Enough is Enough, launched by the leaderships of several smaller unions, has staged inspiring rallies and quickly developed a huge mailing list. Fliers at the London event promised local branches, picket line solidarity and there were hints from the stage of civil disobedience. There is potential for an enormous level of activism here, as shown by the overflow meeting outside Manchester Cathedral which recalled the thousands who gathered several years ago in the same place to hear Corbyn speak. But one of the downsides of Corbynism was that it often involved waiting for Corbyn to deliver from above, rather than inspiring people to take action for themselves. Local branches, wider involvement and a stress on members’ activity can help turn the potential of Enough is Enough into a reality.

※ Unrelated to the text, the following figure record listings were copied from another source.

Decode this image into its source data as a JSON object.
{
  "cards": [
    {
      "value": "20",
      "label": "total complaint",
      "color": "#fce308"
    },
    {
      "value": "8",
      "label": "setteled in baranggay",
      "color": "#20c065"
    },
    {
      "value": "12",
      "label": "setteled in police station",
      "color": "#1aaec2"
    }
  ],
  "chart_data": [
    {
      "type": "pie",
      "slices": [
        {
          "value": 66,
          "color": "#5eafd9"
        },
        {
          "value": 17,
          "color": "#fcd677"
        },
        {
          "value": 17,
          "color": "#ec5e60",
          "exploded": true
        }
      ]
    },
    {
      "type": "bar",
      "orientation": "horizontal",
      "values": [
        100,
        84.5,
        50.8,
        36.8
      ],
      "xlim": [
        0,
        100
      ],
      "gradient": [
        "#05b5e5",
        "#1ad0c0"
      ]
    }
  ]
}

The next big actions look like the Enough is Enough regional and local events on 1 October, the day that energy bills are due to go up, the We All Want To Just Stop Oil protest the same day in London, which links cost of living strains to the climate emergency, and the People’s Assembly demonstration outside the Tory party conference in Birmingham the following day. But there will be many protests in the months to come. Prepare to get out on the streets and put Truss under pressure from today onwards.